There is something that those of us on the left have got to come to grips with. The civil rights movement is *over*. Every remedy that is going to be tried has been tried. The best we are going to get is *this* situation and the sooner the American left (such as it is) realizes this salient fact the better for all parties concerned. What black folks have to do--and here I'm sure that conservatives will cheer--is to become *obsessed* with being the best and brightest in the room, every room, every time, without exception. I was raised in a household (I am black) that if you brought home a 'B' you were *going* to be punished, without fail and without appeal. The farther away from an 'A' you were, the more you would be punished. An 'A' was the only acceptable grade that there was to bring home.

Black families should do this. We should push ourselves and our kids and when we can go no further, not another step, we should push *harder*. As my parents taught me, and as I taught my child, if the qualification for the job is an undergraduate degree, show up with a masters. If it's a masters degree show up with a PhD. If your white co-workers get there at 7 and leave at 4, you get there at 6 and leave at 6.

Now, please understand that I recognize that the end-point of all of this is that at the end of the day you will be viewed as *average*. But what other choice is there?

Americans are going to pretend to color-blindness while holding ideas that, for instance, all blacks speak Ebonics and come from the ghetto. The idea of a black scientist who is, herself, the child of college professors is just not something that most Americans are willing to accept.
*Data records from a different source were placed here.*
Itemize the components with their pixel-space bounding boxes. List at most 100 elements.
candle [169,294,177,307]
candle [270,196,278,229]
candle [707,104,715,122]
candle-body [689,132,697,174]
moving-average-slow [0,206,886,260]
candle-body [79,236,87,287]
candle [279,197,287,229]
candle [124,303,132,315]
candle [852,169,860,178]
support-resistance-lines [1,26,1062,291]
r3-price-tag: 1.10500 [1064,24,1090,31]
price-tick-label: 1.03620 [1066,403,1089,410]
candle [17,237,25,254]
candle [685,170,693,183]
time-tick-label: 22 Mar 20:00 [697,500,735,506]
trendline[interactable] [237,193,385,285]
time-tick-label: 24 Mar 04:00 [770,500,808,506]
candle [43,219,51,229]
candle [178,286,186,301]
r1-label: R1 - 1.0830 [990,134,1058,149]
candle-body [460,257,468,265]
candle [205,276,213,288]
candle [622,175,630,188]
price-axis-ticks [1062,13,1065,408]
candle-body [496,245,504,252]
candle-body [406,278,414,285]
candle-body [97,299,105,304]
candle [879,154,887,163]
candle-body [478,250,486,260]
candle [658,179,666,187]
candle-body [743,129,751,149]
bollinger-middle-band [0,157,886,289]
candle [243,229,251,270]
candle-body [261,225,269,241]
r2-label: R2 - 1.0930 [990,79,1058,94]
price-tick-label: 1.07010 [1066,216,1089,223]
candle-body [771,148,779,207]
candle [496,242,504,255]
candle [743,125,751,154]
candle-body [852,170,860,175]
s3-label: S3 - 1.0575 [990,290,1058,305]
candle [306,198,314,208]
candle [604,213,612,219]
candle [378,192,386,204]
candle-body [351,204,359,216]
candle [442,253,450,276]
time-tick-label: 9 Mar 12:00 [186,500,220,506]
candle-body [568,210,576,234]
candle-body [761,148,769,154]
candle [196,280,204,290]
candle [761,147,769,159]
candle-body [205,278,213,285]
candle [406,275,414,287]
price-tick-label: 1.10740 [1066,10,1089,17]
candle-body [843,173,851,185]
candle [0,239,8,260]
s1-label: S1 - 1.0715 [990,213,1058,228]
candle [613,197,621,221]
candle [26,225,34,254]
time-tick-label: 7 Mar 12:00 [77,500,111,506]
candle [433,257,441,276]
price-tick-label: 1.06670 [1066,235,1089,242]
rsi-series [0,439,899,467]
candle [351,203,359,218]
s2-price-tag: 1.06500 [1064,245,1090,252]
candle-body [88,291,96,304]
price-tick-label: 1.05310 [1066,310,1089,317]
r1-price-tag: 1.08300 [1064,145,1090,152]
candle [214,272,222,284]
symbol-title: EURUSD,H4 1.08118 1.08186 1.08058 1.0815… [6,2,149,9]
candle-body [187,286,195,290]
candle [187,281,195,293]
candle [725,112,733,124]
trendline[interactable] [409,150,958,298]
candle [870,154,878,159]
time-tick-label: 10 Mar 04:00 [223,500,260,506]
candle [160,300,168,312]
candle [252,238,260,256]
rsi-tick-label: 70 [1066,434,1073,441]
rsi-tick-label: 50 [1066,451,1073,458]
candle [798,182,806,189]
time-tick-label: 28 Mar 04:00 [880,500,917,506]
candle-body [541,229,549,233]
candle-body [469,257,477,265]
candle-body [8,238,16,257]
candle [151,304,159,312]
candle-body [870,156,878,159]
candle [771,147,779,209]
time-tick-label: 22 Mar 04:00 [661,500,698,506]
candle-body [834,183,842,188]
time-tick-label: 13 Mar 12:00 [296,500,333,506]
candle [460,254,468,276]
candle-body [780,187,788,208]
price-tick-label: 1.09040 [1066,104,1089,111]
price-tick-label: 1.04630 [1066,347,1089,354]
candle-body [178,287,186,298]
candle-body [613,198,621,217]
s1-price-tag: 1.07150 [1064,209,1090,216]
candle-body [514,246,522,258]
We can make discrimination illegal and for the most part that is what we have done. Do I have any illusions that I am treated as an individual, as so many conservatives say that is how we are treated? No, I know that I am not. I am seen as an exception but not an individual. As a scientist, though, I am interested in empirical data and the empirical data is that *legally* discrimination is all-but-dead but *socially* is a different story. However, since neither liberals (black or white) or conservatives (black or white) appear to be cognitively tooled-up for how to deal with the social questions, those of us who are black need to do as best as we can to insulate ourselves as best we are able. Having an education is good insulation. At some level, being able to put 'Dr.' before my name and 'PhD' after it provides me a bit of cover I would not otherwise have. But I still work push myself harder and longer than those around me *because* I'm black and live in a putatively 'color-blind' society which insists that the reason I am not treated as if I am capable of being intelligent is because of the color that they cannot see.